Treasury set to lift cap on loans for ‘squeezed middle’ companies

Ministers are preparing to offer new help to the “squeezed middle” of larger British companies by sharply lifting the cap on state loans available during the coronavirus crisis.

Treasury officials are drawing up plans to increase the amount of money that midsized businesses can draw on under the Coronavirus Large Business Interruption Loan Scheme (CLBILS), according to two people familiar with the talks.

At the moment, companies with a turnover of more than £250m can apply for up to £50m in state-backed bank loans, which some larger groups have warned will not be enough to see them through the crisis. 

One proposal would see the amount that can be borrowed by companies quadrupled to £200m, meaning a significant boost to the funding available for struggling companies.

The move could provide a lifeline for many businesses, including Britain’s biggest steel company, Tata Steel, which has been lobbying the Treasury for the cap to be lifted.

Tata’s UK arm, which employs 8,500 people, warned ministers last month that the £50m threshold was too low, given that the company needed to borrow several hundred million pounds to cover the severe disruption from the coronavirus lockdown.

The business has long struggled to compete against cheaper imports from overseas and Tata nearly sold it in early 2016.

The revamp is also likely to help a swath of operators including airports and leisure industry companies that need much larger loans than £50m.

According to data released on Tuesday — the first since the scheme went live three weeks ago — just £359m has been lent to 59 midsized and larger UK businesses, much less than any other part of the government’s loan programme.

CLBILS gives the lender a government-backed partial guarantee of 80 per cent against the outstanding balance of the facility, and the borrower remains fully liable for the debt.

But bankers say that as many as 10,000 companies should be able to claim help under the scheme.
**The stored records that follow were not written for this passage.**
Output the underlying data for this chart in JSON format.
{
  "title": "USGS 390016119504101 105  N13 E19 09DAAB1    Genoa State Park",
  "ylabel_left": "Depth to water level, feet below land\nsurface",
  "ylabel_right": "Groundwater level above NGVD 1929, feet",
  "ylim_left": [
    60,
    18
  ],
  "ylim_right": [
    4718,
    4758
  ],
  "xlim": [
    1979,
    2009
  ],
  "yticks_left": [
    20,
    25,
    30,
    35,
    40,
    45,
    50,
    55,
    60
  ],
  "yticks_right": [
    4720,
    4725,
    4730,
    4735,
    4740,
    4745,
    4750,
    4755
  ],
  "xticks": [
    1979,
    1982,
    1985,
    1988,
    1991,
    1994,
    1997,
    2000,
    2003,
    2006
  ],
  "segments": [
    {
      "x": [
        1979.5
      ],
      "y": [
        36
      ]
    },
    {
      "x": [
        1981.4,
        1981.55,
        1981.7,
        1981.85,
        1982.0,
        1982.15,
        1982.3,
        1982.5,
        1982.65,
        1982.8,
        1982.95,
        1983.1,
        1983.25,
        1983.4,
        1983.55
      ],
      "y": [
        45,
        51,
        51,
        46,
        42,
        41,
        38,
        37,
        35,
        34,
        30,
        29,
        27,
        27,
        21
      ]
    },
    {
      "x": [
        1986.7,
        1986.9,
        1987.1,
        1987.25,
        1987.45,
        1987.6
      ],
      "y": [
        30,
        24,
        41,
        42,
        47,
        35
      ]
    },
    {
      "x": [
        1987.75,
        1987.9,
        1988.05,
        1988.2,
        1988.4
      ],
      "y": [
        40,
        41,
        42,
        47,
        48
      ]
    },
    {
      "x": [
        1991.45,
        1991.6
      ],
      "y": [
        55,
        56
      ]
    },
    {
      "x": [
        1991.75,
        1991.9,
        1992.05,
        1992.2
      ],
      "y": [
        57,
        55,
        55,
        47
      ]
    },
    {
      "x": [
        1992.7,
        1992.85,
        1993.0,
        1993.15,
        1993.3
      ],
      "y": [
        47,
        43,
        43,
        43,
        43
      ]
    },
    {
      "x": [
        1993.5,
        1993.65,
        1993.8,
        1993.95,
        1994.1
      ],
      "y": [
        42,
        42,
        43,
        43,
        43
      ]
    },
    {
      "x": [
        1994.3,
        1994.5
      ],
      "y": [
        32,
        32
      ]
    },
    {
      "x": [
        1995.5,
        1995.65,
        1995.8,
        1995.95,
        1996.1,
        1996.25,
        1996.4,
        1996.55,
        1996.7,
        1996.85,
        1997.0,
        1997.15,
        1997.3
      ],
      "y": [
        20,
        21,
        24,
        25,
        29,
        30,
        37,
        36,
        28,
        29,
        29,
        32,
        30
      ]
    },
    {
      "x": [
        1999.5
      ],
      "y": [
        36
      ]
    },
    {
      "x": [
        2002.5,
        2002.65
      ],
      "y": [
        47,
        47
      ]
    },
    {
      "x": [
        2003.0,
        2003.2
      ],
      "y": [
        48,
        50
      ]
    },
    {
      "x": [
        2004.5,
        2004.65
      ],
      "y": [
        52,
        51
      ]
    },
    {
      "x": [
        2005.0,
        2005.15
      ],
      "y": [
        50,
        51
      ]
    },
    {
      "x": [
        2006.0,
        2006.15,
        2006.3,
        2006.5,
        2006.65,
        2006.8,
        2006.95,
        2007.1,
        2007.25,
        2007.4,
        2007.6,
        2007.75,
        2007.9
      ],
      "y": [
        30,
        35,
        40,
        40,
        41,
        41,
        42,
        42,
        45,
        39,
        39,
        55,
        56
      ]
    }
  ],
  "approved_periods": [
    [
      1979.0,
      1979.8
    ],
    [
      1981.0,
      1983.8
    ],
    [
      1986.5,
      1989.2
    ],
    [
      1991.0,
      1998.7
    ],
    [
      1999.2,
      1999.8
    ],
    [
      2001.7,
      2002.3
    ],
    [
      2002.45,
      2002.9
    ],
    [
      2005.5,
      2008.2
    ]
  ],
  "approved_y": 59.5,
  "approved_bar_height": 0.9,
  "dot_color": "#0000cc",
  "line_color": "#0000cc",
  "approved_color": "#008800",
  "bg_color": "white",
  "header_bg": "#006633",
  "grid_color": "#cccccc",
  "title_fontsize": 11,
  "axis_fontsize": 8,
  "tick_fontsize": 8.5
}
It was designed for businesses that are too small and lack an investment grade rating to access the commercial paper scheme that the government has devised for the largest British groups, which is administered through the Bank of England.

One government aide said that Rishi Sunak, the chancellor, had publicly indicated that he was open to tweaking the scheme to bring it in line with the commercial paper scheme. “Rishi did say that we are looking at ways to make sure that we narrowed the gap between CLBILS and the Bank of England scheme,” the aide said.

The most popular parts of the government’s bailout programme are aimed at small companies, with figures this week showing that almost £8.4bn was lent to the UK’s micro businesses under its Bounce Back Loan Scheme (BBLS) in just the first six working days. 

The Coronavirus Business Interruption Loan Scheme, which is for companies with a turnover of less than £45m, has now lent about £6bn.

The first few weeks of this scheme were hamstrung by strict conditions and limits that made it difficult for companies to gain access to the loans, but a series of revisions by the Treasury has meant that the money is now flowing to distressed companies more quickly from the banks.